According to the Lake County General Health District, the skunk had an encounter with two unvaccinated dogs earlier this month in the northwest part of Mentor – north of Lakeshore Boulevard and west of State Route 306.
The LCGHD said the dogs will remain in a strict 6-month quarantine period due to the incident.
This is the second skunk in Mentor that has tested positive for rabies in 2011. The LCGHD said the first was located two miles west in the northern, middle portion of the city in mid-July. That skunk was discovered through a routine "Trap, Vaccinate and Release" operation by the USDA Wildlife Services.
The LCGHD said an outbreak of rabies has been happening in Lake County since 2004, in which 136 cases of raccoon strain rabies has been confirmed. The most recent case marks the sixth in northeast Ohio so far this year.

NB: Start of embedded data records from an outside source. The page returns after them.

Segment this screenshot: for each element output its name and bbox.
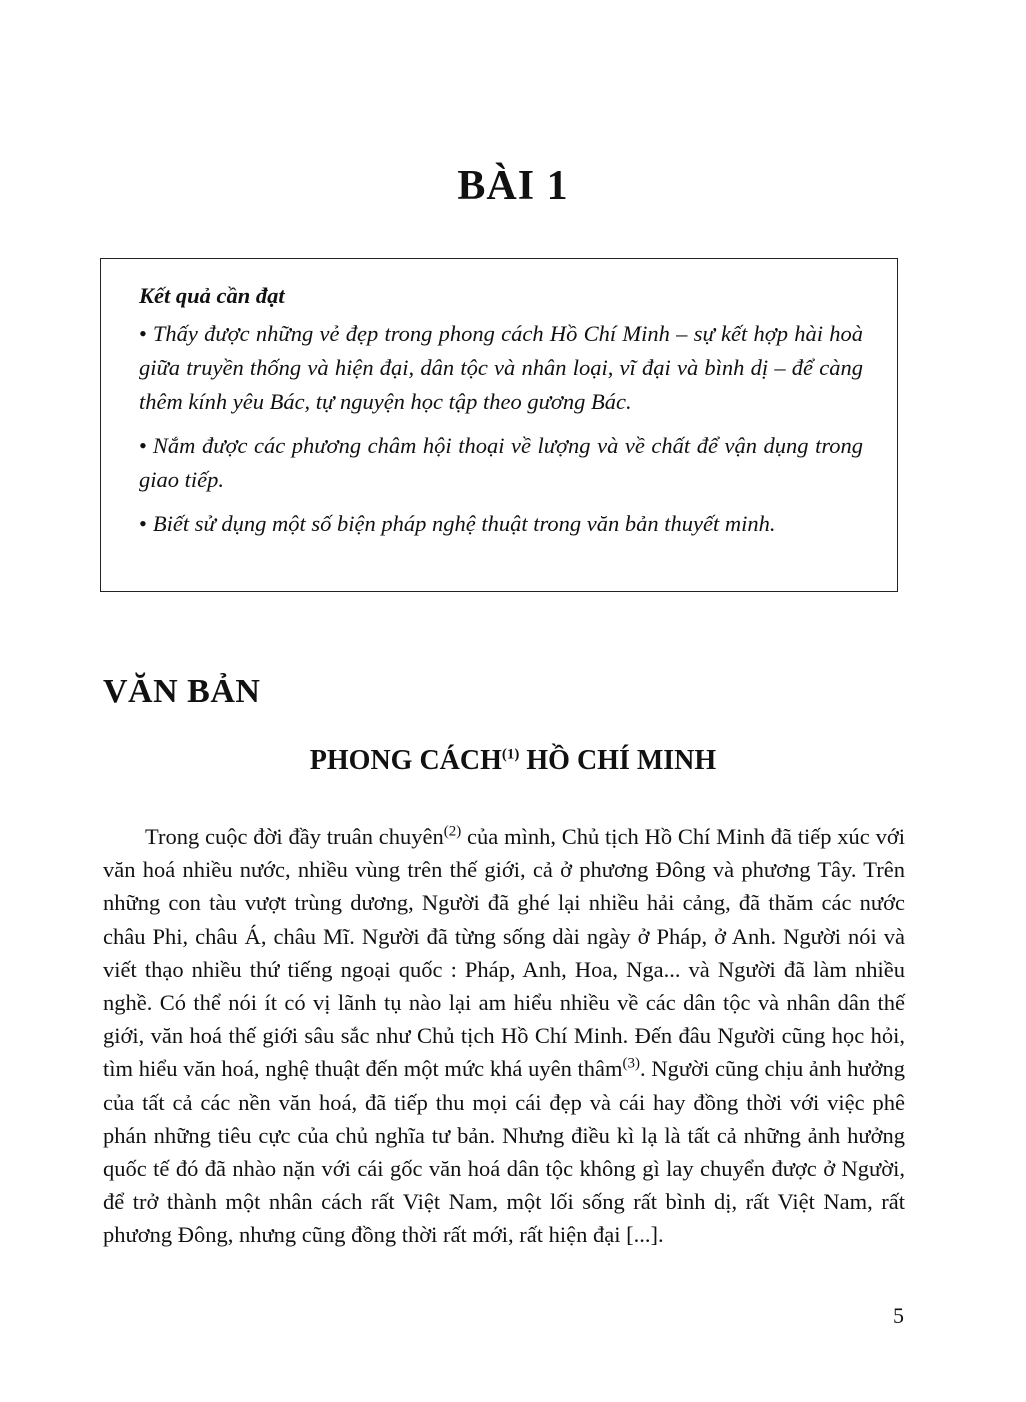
footnote-ref-1: (1) [501,746,520,763]
body-paragraph [103,820,905,1252]
section-title: VĂN BẢN [103,673,261,710]
text-title [0,745,1026,777]
lesson-title: BÀI 1 [457,163,569,209]
text-title-part1: PHONG CÁCH [309,745,502,776]
goal-item [139,429,863,497]
bullet-icon: • [139,321,147,346]
learning-goals-box [100,258,898,592]
paragraph-part1: Trong cuộc đời đầy truân chuyên [145,824,444,849]
page-number: 5 [893,1303,904,1328]
goal-item [139,507,863,541]
paragraph-part2: của mình, Chủ tịch Hồ Chí Minh đã tiếp xúc với văn hoá nhiều nước, nhiều vùng trên thế giới, cả ở phương Đông và phương Tây. Trên những con tàu vượt trùng dương, Người đã ghé lại nhiều hải cảng, đã thăm các nước châu Phi, châu Á, châu Mĩ. Người đã từng sống dài ngày ở Pháp, ở Anh. Người nói và viết thạo nhiều thứ tiếng ngoại quốc : Pháp, Anh, Hoa, Nga... và Người đã làm nhiều nghề. Có thể nói ít có vị lãnh tụ nào lại am hiểu nhiều về các dân tộc và nhân dân thế giới, văn hoá thế giới sâu sắc như Chủ tịch Hồ Chí Minh. Đến đâu Người cũng học hỏi, tìm hiểu văn hoá, nghệ thuật đến một mức khá uyên thâm [103,824,905,1082]
footnote-ref-3: (3) [622,1055,641,1072]
goal-item [139,317,863,419]
paragraph-part3: . Người cũng chịu ảnh hưởng của tất cả các nền văn hoá, đã tiếp thu mọi cái đẹp và cái hay đồng thời với việc phê phán những tiêu cực của chủ nghĩa tư bản. Nhưng điều kì lạ là tất cả những ảnh hưởng quốc tế đó đã nhào nặn với cái gốc văn hoá dân tộc không gì lay chuyển được ở Người, để trở thành một nhân cách rất Việt Nam, một lối sống rất bình dị, rất Việt Nam, rất phương Đông, nhưng cũng đồng thời rất mới, rất hiện đại [...]. [103,1056,905,1248]
bullet-icon: • [139,511,147,536]
bullet-icon: • [139,433,147,458]
footnote-ref-2: (2) [443,823,462,840]
text-title-part2: HỒ CHÍ MINH [519,745,717,776]
goals-heading: Kết quả cần đạt [139,283,285,308]
goal-text: Biết sử dụng một số biện pháp nghệ thuật trong văn bản thuyết minh. [152,511,776,536]
goal-text: Thấy được những vẻ đẹp trong phong cách Hồ Chí Minh – sự kết hợp hài hoà giữa truyền thống và hiện đại, dân tộc và nhân loại, vĩ đại và bình dị – để càng thêm kính yêu Bác, tự nguyện học tập theo gương Bác. [139,321,863,414]
goal-text: Nắm được các phương châm hội thoại về lượng và về chất để vận dụng trong giao tiếp. [139,433,863,492]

Here are some tips about rabies from the LCGHD:
Avoid contact with wild, sick or injured animals, and animals you don't know. Any pet or human encounter with skunks, bats, raccoons, fox or coyotes should be reported to the LCGHD for evaluation of the circumstances to determine if a possible rabies exposure has occurred. In circumstances where there is any reasonable probability of exposure, if at all possible, the biting animal should be safely captured so that it can be tested for rabies. Teach children never to handle unfamiliar animals, wild or domestic, even if they appear friendly. "Love your own, leave other animals alone" is a good principle for children to learn.

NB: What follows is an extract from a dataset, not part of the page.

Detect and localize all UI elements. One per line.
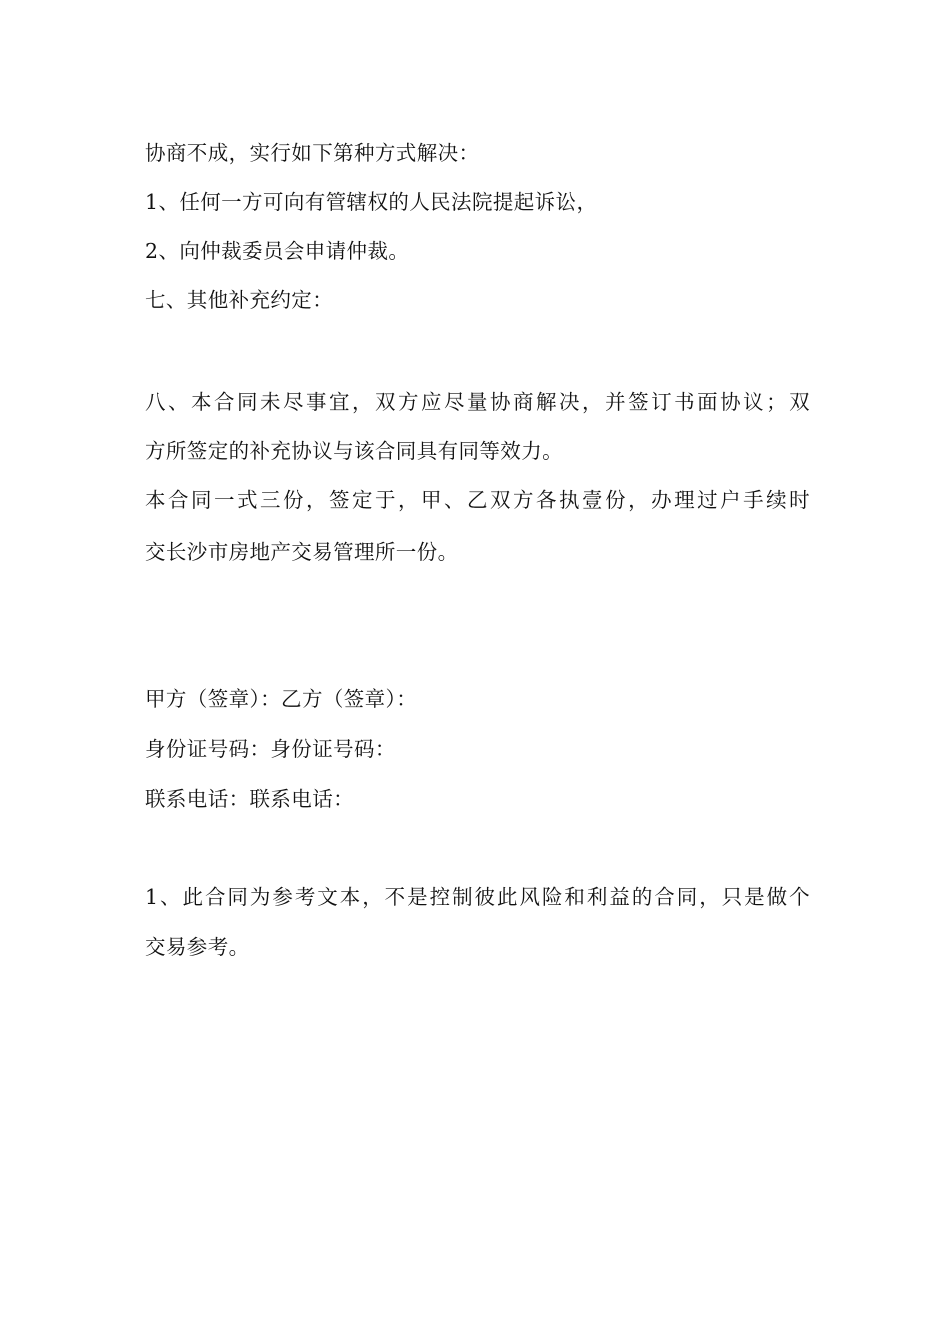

Vaccinate your pets against rabies. Rabies vaccination of all pet cats, dogs and ferrets is mandatory in Lake County. This requirement also applies to indoor pets because, in some instances, a potentially rabid animal (especially bats) may get into the house. As a result, it is important for pet owners to have their pets regularly vaccinated against rabies and always keep the shots up-to-date. Vaccinating pets against rabies protects the pet, as well as family members, against the threat of this fatal disease.
Call your doctor or veterinarian if you or your pets are bitten.
Your local health departments in northeast Ohio are working hard to protect you against rabies by distributing rabies vaccine for raccoons to eat, however the vaccine is not effective in skunks. A new vaccine for skunks is currently undergoing trials and it is hoped it will be available for use locally next year. There has also been a very effective trap, vaccinate, and release program that immunizes raccoons against rabies in target areas. Citizens can help by contacting the Lake County General Health District at (440) 350-2543 to report dead or sick animals and animals with odd behavior. Pet owners are also cautioned to use care when letting dogs or cats outside in the evening. Put on a light, if available, then check for skunks or other wild animals, even inside fenced-in enclosures, before allowing animals access.